Ce harcèlement a amené à une radicalisation d'une partie des "Chemises rouges", partie surnommée par les médias les "Chemises noires" et dont les membres ont à leur actif des attaques contre des policiers et des magistrats thaïlandais. Néanmoins, l'attentat de lundi ne représente aucun objectif politique et risquerait de faire perdre aux "Chemises rouges" une partie de leurs soutiens populaires qui s'offusquerait d'une attaque contre un édifice religieux.
> Terrorisme islamique intérieur
Fait méconnu, la Thaïlande est aux prises avec une rébellion séparatiste musulmane dans le sud du pays (provinces de Narathiwat, Pattani, Satun, Songkhla et Yala). Ce conflit larvé a fait près de 6.000 morts depuis ses débuts dans les années 60. Il met aux prises le pouvoir en place avec plusieurs mouvements indépendantistes, majoritairement malais et musulmans. Toutefois, cette rébellion, actuellement confrontée à plus de 30.000 soldats du régime, n'a jamais frappé en dehors des provinces du sud du pays, proches de la frontière avec la Malaisie. Le porte-parole de la junte a d’ailleurs précisé que la bombe qui a explosé lundi à Bangkok ne ressemblait en rien au genre d’explosifs utilisés par les activistes du Sud.
> Terrorisme islamique extérieur
La piste d'un mouvement terroriste extérieur au pays est également envisagée. La Thaïlande a récemment mené une politique d'expulsion de certaines minorités musulmanes. Le pays a rejeté des milliers de musulmans Rohingyas vers le Myanmar (Birmanie) alors que cette minorité y est persécutée; des centaines d'autres ont été abandonnés dans des embarcations de fortune dans le Golfe de Thaïlande.
Les autorités thaïlandaises ont aussi récemment renvoyé des Ouïghours (minorités turcophones musulmane) en Chine. Ceux-ci risquent pourtant d'être torturés et exécutés sur fond de rébellion contre le pouvoir central chinois. Les Ouïghours demandant l'indépendance du Xinjiang (nord-est de la Chine), ce à quoi Pékin répond par une violente répression et une politique de colonisation et d'assimilation forcée (comparable à celle que subit le Tibet).
Il faut également noter que la Thaïlande a pris position, comme tous les Etats membres de l’Association des nations de l’Asie du sud est (ASEAN), contre l'Etat islamique en mars. Mais le groupe terroriste n’a jamais commis d’attentat dans cette région du monde.

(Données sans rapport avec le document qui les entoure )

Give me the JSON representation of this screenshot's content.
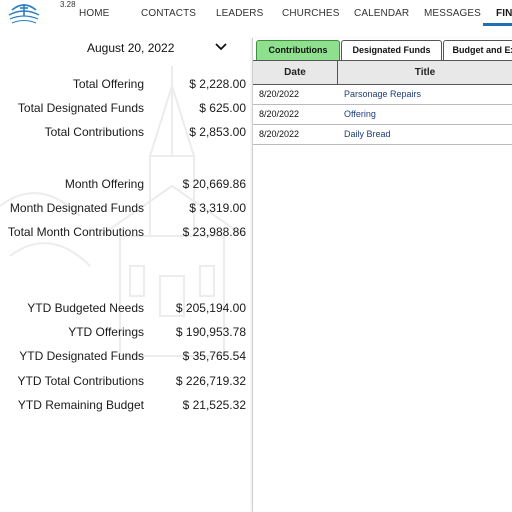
{
  "app": {
    "version": "3.28"
  },
  "nav": {
    "items": [
      {
        "label": "HOME"
      },
      {
        "label": "CONTACTS"
      },
      {
        "label": "LEADERS"
      },
      {
        "label": "CHURCHES"
      },
      {
        "label": "CALENDAR"
      },
      {
        "label": "MESSAGES"
      },
      {
        "label": "FINA",
        "active": true
      }
    ],
    "accent_color": "#1f6fb5"
  },
  "date_picker": {
    "value": "August 20, 2022",
    "icon": "chevron-down-icon"
  },
  "summary": {
    "daily": [
      {
        "label": "Total Offering",
        "value": "$ 2,228.00"
      },
      {
        "label": "Total Designated Funds",
        "value": "$ 625.00"
      },
      {
        "label": "Total Contributions",
        "value": "$ 2,853.00"
      }
    ],
    "month": [
      {
        "label": "Month Offering",
        "value": "$ 20,669.86"
      },
      {
        "label": "Month Designated Funds",
        "value": "$ 3,319.00"
      },
      {
        "label": "Total Month Contributions",
        "value": "$ 23,988.86"
      }
    ],
    "ytd": [
      {
        "label": "YTD Budgeted Needs",
        "value": "$ 205,194.00"
      },
      {
        "label": "YTD Offerings",
        "value": "$ 190,953.78"
      },
      {
        "label": "YTD Designated Funds",
        "value": "$ 35,765.54"
      },
      {
        "label": "YTD Total Contributions",
        "value": "$ 226,719.32"
      },
      {
        "label": "YTD Remaining Budget",
        "value": "$ 21,525.32"
      }
    ]
  },
  "tabs": [
    {
      "label": "Contributions",
      "active": true
    },
    {
      "label": "Designated Funds",
      "active": false
    },
    {
      "label": "Budget and Ex",
      "active": false
    }
  ],
  "tab_active_color": "#8ee08e",
  "table": {
    "columns": [
      "Date",
      "Title"
    ],
    "rows": [
      {
        "date": "8/20/2022",
        "title": "Parsonage Repairs"
      },
      {
        "date": "8/20/2022",
        "title": "Offering"
      },
      {
        "date": "8/20/2022",
        "title": "Daily Bread"
      }
    ],
    "title_link_color": "#1f3d7a"
  }
}
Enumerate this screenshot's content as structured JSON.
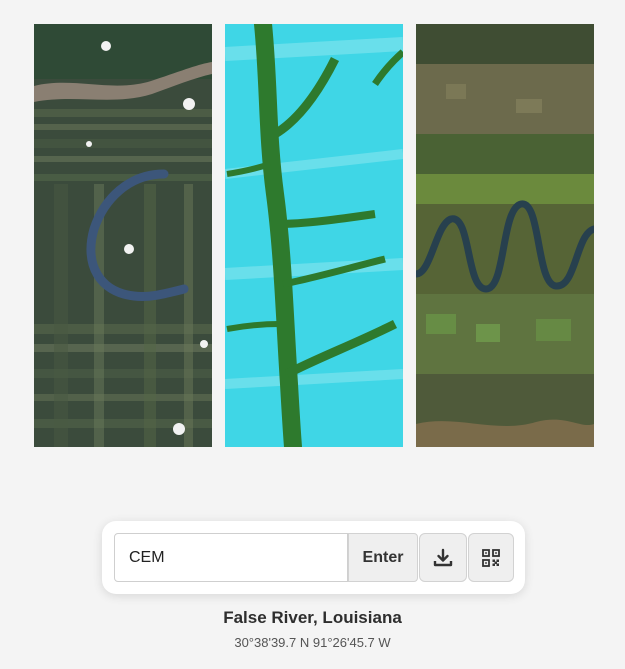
{
  "gallery": {
    "images": [
      {
        "subject": "river-oxbow-farmland-satellite"
      },
      {
        "subject": "river-valley-cyan-snow-satellite"
      },
      {
        "subject": "meandering-river-forest-satellite"
      }
    ]
  },
  "search": {
    "value": "CEM",
    "enter_label": "Enter",
    "download_icon": "download-icon",
    "qr_icon": "qr-code-icon"
  },
  "location": {
    "name": "False River, Louisiana",
    "coordinates": "30°38'39.7 N 91°26'45.7 W"
  },
  "colors": {
    "background": "#f4f4f4",
    "card": "#ffffff",
    "button": "#efefef"
  }
}
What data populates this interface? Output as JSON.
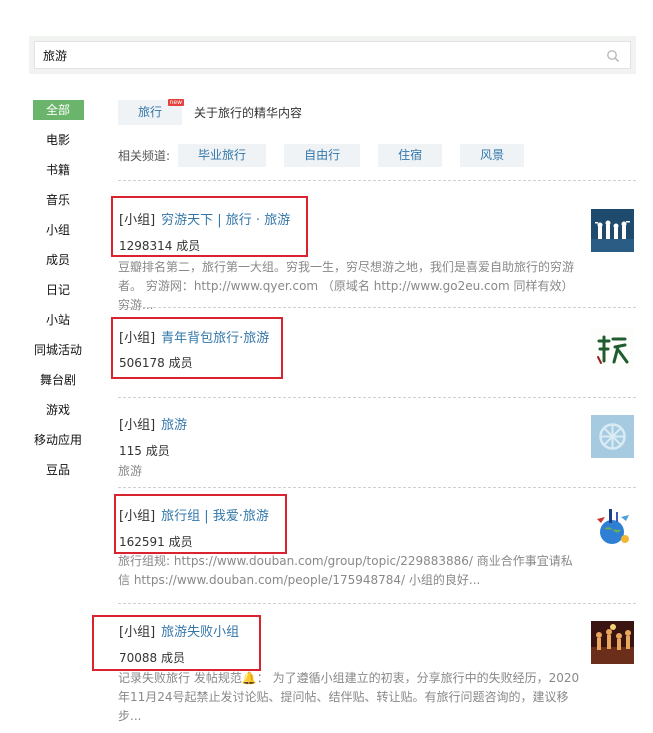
{
  "search": {
    "query": "旅游"
  },
  "sidebar": {
    "items": [
      "全部",
      "电影",
      "书籍",
      "音乐",
      "小组",
      "成员",
      "日记",
      "小站",
      "同城活动",
      "舞台剧",
      "游戏",
      "移动应用",
      "豆品"
    ]
  },
  "topic": {
    "tag": "旅行",
    "badge": "new",
    "description": "关于旅行的精华内容"
  },
  "related": {
    "label": "相关频道:",
    "channels": [
      "毕业旅行",
      "自由行",
      "住宿",
      "风景"
    ]
  },
  "results": [
    {
      "prefix": "[小组]",
      "title": "穷游天下 | 旅行 · 旅游",
      "members": "1298314 成员",
      "desc": "豆瓣排名第二，旅行第一大组。穷我一生，穷尽想游之地，我们是喜爱自助旅行的穷游者。 穷游网：http://www.qyer.com （原域名 http://www.go2eu.com 同样有效） 穷游..."
    },
    {
      "prefix": "[小组]",
      "title": "青年背包旅行·旅游",
      "members": "506178 成员",
      "desc": ""
    },
    {
      "prefix": "[小组]",
      "title": "旅游",
      "members": "115 成员",
      "desc": "旅游"
    },
    {
      "prefix": "[小组]",
      "title": "旅行组 | 我爱·旅游",
      "members": "162591 成员",
      "desc": "旅行组规: https://www.douban.com/group/topic/229883886/ 商业合作事宜请私信 https://www.douban.com/people/175948784/ 小组的良好..."
    },
    {
      "prefix": "[小组]",
      "title": "旅游失败小组",
      "members": "70088 成员",
      "desc": "记录失败旅行 发帖规范🔔： 为了遵循小组建立的初衷，分享旅行中的失败经历，2020年11月24号起禁止发讨论贴、提问帖、结伴贴、转让贴。有旅行问题咨询的，建议移步..."
    }
  ],
  "colors": {
    "accent_green": "#6ab56b",
    "link_blue": "#3377aa",
    "highlight_red": "#d9232e"
  }
}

> Lutte de pouvoir au sein de la junte
Si les militaires au pouvoir en Thaïlande semblent afficher un front uni -et leur allégeance au roi, figure vénérée dans le pays-, des dissensions existent entre les différents courants. Une frange extrémiste de la junte souhaiterait un durcissement du régime envers l'opposition. Un attentat attribué aux "Chemises rouges" serait un parfait alibi pour justifier une répression encore plus violente de la part de la junte et un durcissement de la loi martiale. D'autant que beaucoup de militaires se posent la question de la succession du roi, le souverain installé depuis le plus longtemps au pouvoir dans le monde (plus de 69 ans), aujourd'hui âgé de 87 ans et à la santé fragile.